このままでは日本が米国の戦争に巻き込まれ、いつでも戦争に突入できる国になってしまうと危惧し、なんとか反対したいと思ったからです。もうデモもできませんし、活動がごくごく狭められた人間の、意思の表明でした。
あれから10年。政権は菅(義偉)さん、岸田(文雄)さん、石破(茂)さんへと代わりましたが、いまも防衛力は歯止めなく、強化される一方。沖縄では、中国の台湾侵攻を視野に入れた軍事化が加速していますし、ほかにも気になる点はたくさんあります。
雨の日も、お正月も、私たちは毎月3日、休まずに国会前に立ち続けてきました。4年前、「要介護4」の身となったときでさえ、転倒直後は友人に手紙を託しましたが、その翌月には車椅子で参加しました。いまも杖だけで立っています。
かつて9人の呼びかけ人で結成した「九条の会※」も、大江健三郎さんが亡くなったことで、私一人になってしまいました。でも、権力者の命令によって人が戦場に送り込まれ、自分の意思に反して死を迎える。そんなことは二度と起きてはいけないし、そのことを伝えられるのは、私の世代しかいないじゃありませんか。
毎月3日になると、100人とか150人という人たちが全国から集まり、思い思いの主張を書いたポスターを手に、静かに訴える日となっています。デモもやらず、シュプレヒコールもやりません。
私も黙って一人、自分の思いを込めたポスターを掲げるだけで、なにも叫びません。こうして体が不自由になってくると、つらいと思うことはあります。でもずっと休まずに続けてきたことですから、いつやめるか、というのは私自身の問題ですね。

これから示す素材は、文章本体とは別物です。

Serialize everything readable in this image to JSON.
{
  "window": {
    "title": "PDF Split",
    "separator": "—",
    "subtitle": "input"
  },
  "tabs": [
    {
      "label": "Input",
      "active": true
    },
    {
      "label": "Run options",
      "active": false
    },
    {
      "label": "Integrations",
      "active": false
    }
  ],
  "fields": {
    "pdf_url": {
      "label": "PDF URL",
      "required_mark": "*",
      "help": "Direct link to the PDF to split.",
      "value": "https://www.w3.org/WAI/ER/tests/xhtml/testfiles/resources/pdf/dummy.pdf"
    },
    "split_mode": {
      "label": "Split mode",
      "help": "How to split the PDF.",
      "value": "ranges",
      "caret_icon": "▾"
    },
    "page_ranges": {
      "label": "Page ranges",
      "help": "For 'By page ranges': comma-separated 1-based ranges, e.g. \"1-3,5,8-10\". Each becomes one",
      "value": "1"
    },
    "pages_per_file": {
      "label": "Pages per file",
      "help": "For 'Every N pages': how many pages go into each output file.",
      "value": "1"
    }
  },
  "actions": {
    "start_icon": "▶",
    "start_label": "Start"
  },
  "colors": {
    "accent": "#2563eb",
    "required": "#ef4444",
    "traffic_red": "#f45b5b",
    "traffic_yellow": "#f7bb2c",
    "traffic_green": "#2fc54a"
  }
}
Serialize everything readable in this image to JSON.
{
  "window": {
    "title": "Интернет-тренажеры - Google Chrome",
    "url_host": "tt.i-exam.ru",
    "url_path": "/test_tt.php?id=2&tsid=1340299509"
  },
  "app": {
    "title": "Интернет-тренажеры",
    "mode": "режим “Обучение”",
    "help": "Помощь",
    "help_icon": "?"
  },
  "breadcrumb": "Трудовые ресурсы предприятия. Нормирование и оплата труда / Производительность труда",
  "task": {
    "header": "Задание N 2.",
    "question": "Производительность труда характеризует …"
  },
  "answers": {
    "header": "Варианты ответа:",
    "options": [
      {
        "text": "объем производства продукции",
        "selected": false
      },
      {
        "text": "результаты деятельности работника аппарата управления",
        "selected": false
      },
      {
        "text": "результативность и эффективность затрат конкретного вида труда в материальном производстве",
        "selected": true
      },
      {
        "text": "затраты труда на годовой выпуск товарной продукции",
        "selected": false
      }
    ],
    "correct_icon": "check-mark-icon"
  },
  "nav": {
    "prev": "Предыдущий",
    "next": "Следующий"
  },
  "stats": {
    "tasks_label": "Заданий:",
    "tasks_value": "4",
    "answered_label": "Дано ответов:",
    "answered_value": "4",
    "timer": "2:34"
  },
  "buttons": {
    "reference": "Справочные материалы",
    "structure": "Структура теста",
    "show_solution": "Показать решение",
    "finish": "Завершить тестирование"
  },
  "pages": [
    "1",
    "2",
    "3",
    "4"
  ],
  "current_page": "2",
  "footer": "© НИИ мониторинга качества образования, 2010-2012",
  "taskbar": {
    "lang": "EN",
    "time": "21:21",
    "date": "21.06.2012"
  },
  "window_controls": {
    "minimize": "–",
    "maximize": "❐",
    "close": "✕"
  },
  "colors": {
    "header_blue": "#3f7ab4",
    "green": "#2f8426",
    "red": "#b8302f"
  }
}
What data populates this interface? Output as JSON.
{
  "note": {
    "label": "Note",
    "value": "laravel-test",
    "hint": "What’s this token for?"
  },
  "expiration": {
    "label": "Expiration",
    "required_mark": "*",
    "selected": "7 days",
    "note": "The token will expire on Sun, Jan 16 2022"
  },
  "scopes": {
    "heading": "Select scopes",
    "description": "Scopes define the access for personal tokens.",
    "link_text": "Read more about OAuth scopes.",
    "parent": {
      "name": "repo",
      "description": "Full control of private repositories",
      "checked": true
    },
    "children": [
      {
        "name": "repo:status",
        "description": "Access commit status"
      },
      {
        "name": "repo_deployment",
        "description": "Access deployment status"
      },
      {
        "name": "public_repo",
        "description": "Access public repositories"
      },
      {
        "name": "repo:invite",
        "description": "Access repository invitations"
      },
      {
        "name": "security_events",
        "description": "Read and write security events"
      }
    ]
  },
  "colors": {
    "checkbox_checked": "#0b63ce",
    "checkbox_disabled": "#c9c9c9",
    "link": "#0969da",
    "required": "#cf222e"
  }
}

こういうことを続けていると、「原動力は、怒りによるものですか」と聞かれることがよくあります。ただ自分自身に問い直しても、そうは言い切れないところがありますね。やれることをやっている、ただそれだけのように思います。
私に、世の中を大きく変えられるほどの力がないことはよくわかっているつもりですし、そもそもいつまでこの世にいられるかわからないのですから。